Первые недели в школе, после успешного выздоровления, для Виктории были сродни с кошмарным сном – сном наяву. Все внимание было приковано к ней, словно в школе кроме ее проблемы ничего не существовало. Все только об этом говорили. С помощью прессы и телевизионщиков, наживающихся за счет чужого горя, за несколько недель Виктория превратилась из обычной школьницы в городскую знаменитость, в героиню, которая после жестокого изнасилования дала отпор психопату, вонзив в его тело тридцатисантиметровый нож. Горожане, увидев героиню воочию, на улице, в автобусе, в магазине, пристально и нагло обсматривали ее с ног до головы и уходили прочь (представляете, что в этот момент испытывает юная девушка, по сути, еще нераспустившийся цветок на поле жизни, столкнувшаяся один на один с бесчестием?). Учителя, во главе с директором школы, тоже не отставали, постоянно выражали ей глубочайшее сочувствие, желали наибыстрейшего выздоровления и скорого счастья в ее личной жизни. Но хуже всего было двоякое отношение учеников к горю Викторию. Одни ученики смотрели на нее с искренним сочувствием, другие с призрением и одновременно боязливостью, а некоторые недоброжелательные личности, вообще умудрялись нахально смотреть в ее глаза и спрашивать в игривом тоне, например: «Ну как тебе понравилось трахаться с маньяком?». От таких жестоких и аморальных вопросов внутри Виктории что-то обрывалась, она начинала плакать. Ей хотелось убежать ото всех, забыться и больше никогда не вспоминать о случившемся. Но бежать было некуда, она была в четырех стенах, в камере, где нет выхода и входа. Ей казалось, что весь обезумивший мир против нее и делает все, чтобы она сошла с ума вместе с ним. Однажды, после того, как Галя из параллельного класса, спросила ее о длине члена того, кто ее насиловал, Виктория не выдержала, ударила ее, повалила на пол и хотела задушить, но посмотрев на испуганное лицо девочки, ослабила хватку. Засмеялась, потом зарыдала. Успокоить Викторину истерику смог лишь Антон, который, надо сказать, вообще проявил себя, как друг, который в тяжелую минуту всегда придет на помощь. Он ее выслушивал, ободрял, успокаивал, веселил, провожал до дома, помогал по учебе. Был всегда рядом, как Иришка с Элизабет.

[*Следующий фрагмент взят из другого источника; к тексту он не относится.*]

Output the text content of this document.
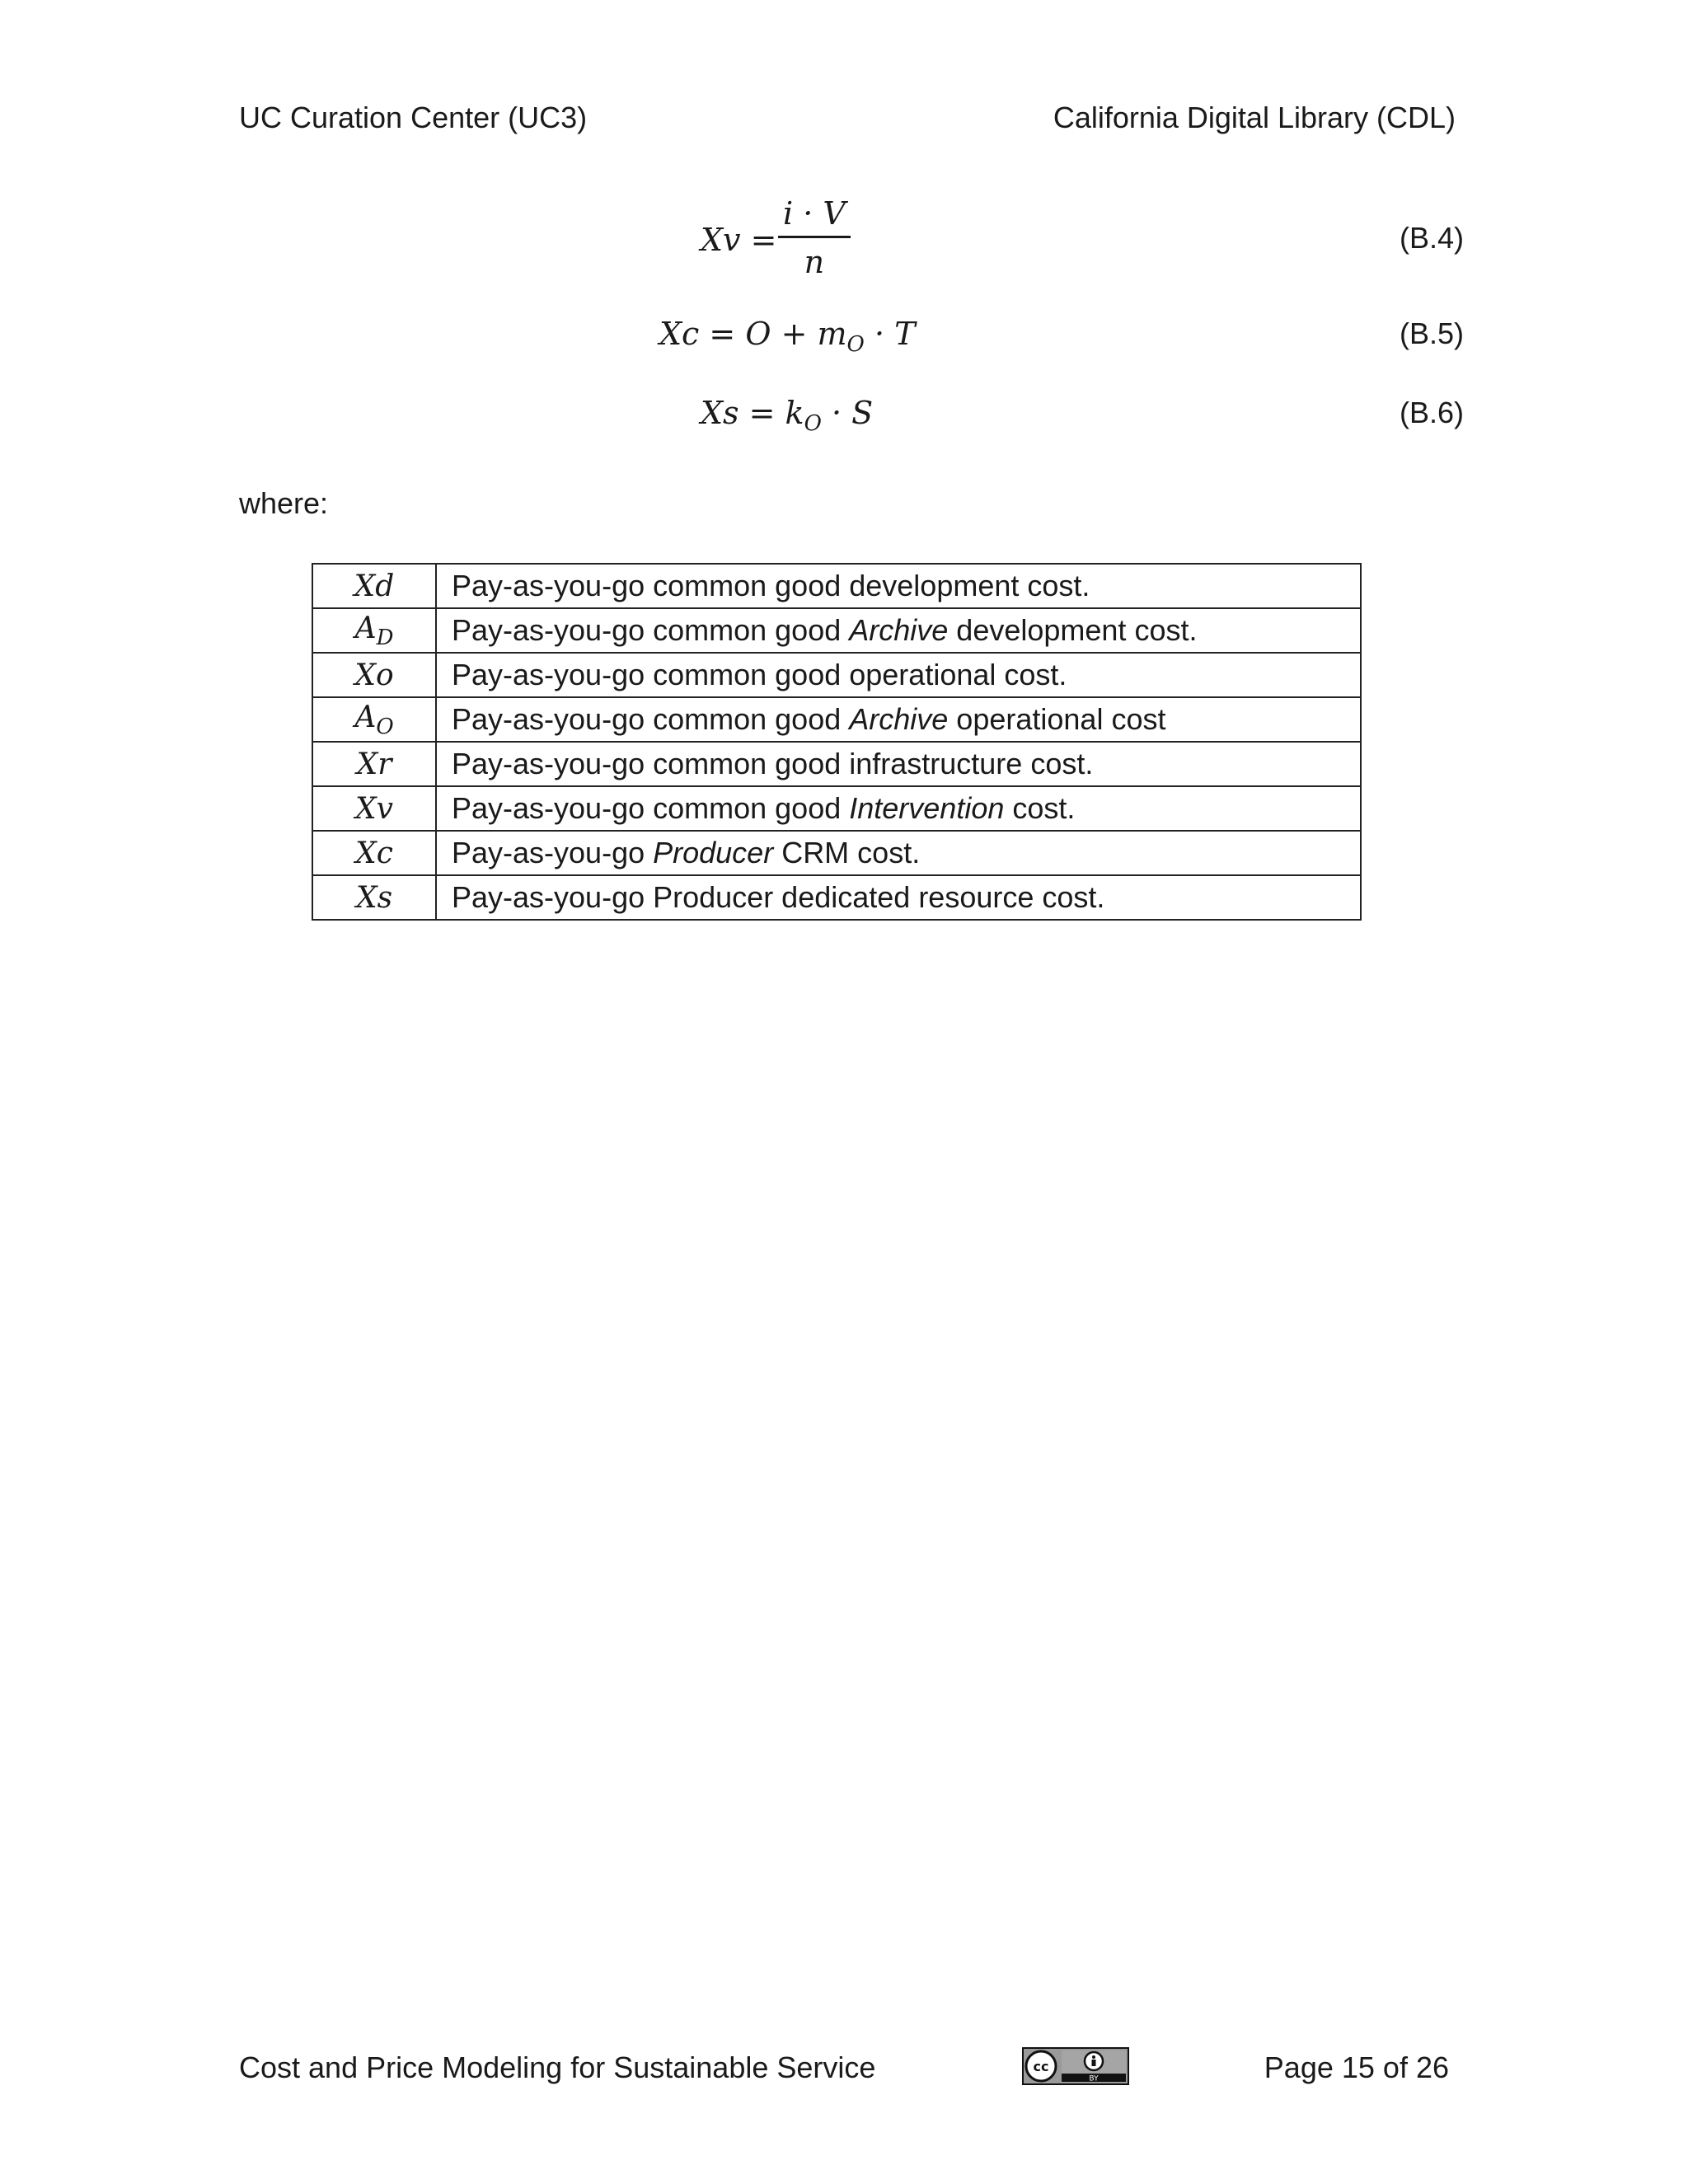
UC Curation Center (UC3)	California Digital Library (CDL)
Xv =
i · V
n
(B.4)
$Xc = O + m_O \cdot T$	(B.5)
$Xs = k_O \cdot S$	(B.6)
where:
Xd	Pay-as-you-go common good development cost.
$A_D$	Pay-as-you-go common good Archive development cost.
Xo	Pay-as-you-go common good operational cost.
$A_O$	Pay-as-you-go common good Archive operational cost
Xr	Pay-as-you-go common good infrastructure cost.
Xv	Pay-as-you-go common good Intervention cost.
Xc	Pay-as-you-go Producer CRM cost.
Xs	Pay-as-you-go Producer dedicated resource cost.
Cost and Price Modeling for Sustainable Service	cc
BY	Page 15 of 26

Со временем город, школа, ученики стали забывать о случившейся трагедии и все меньше и меньше говорили об этом, так как на горизонте, в стремительном потоке жизни, появлялись все новые и новые темы для обсуждения. Надо сказать, что Виктория маленькими, но уверенными шажками преодолевала трудности, с гордостью и достоинством, как и подобает сильным личностям и к моменту премьеры спектакля, по мнению ее друзей, она снова стала той самой энергичной, живой, веселой Викторией, которую они знали и любили.

– Так. Ну, вроде бы все, – сказала Виктория, глядя на актерскую труппу, которая столпилась за кулисами в томительном предвкушении грандиозного празднества. – Финишная прямая. Последние пятнадцать минут перед тем, как мы представим на суд зрителей свой – я подчеркиваю свой! – спектакль по вольной экранизации романа Дэниала Киза. Знали бы вы, как я волнуюсь, как боюсь оплошать, забыть реплику или упасть со сцены. – Все захихикали. – Но больше всего я боюсь, что зрителям – преимущественно нашим родителям и родственникам – не понравится спектакль.

– Если даже им он не понравится, они этого не покажут, – сказал Антон.

– Ты не знаешь моего брата, – сострила Виктория.

– Не знаю. Но предполагаю… что он будет главным критиком. Верно?

– Именно. Если он будет хлопать, значит, спектакль удался на славу. Если нет, увы и ах…

– Может, его подкупить? У меня есть шоколадка «Россия» с орехами и изюмам, – сказал исполнитель роли профессора, Андрей.

– Ее брат не такой мелочный, – смеясь, добавила Иришка.

– Скорее наглый и запросит за свои лже-эмоции коробку шоколадок.

– Да это накладно подкупать критиков! Вот жулики!

– Если серьезно, – начала Виктория, – я хотела сказать, точнее, поблагодарить вас за то, что подошли к этому, безусловно, благородному и нужному делу со всей ответственностью, дотошностью и не пропускали ни одной репетиций. Так же я хотела поблагодарить вас, мои друзья, за то, что вы вернули меня к жизни, в буквальном смысле этого слова. Одно время я думала… даже страшно представить, о чем я думала… что не справляюсь и сойду с ума. Спасибо, что помогли мне пережить весь этот кошмар, который, я думала, никогда не кончится. На этой пафосной ноте я закругляюсь. А нееет! Еще пару слов. Желаю нам удачи. Спасибо за внимание.

Она подошла и обняла каждого участника спектакля, сказав еще раз спасибо за заботу, за понимание, за уважение.

– Да ладно хватит, Виктория, меня восхвалять. Я ровным счетом ничего не сделал, – сказала Антон, когда его обнимала и благодарила Виктория. – Ты бы на моем месте поступила точно так же.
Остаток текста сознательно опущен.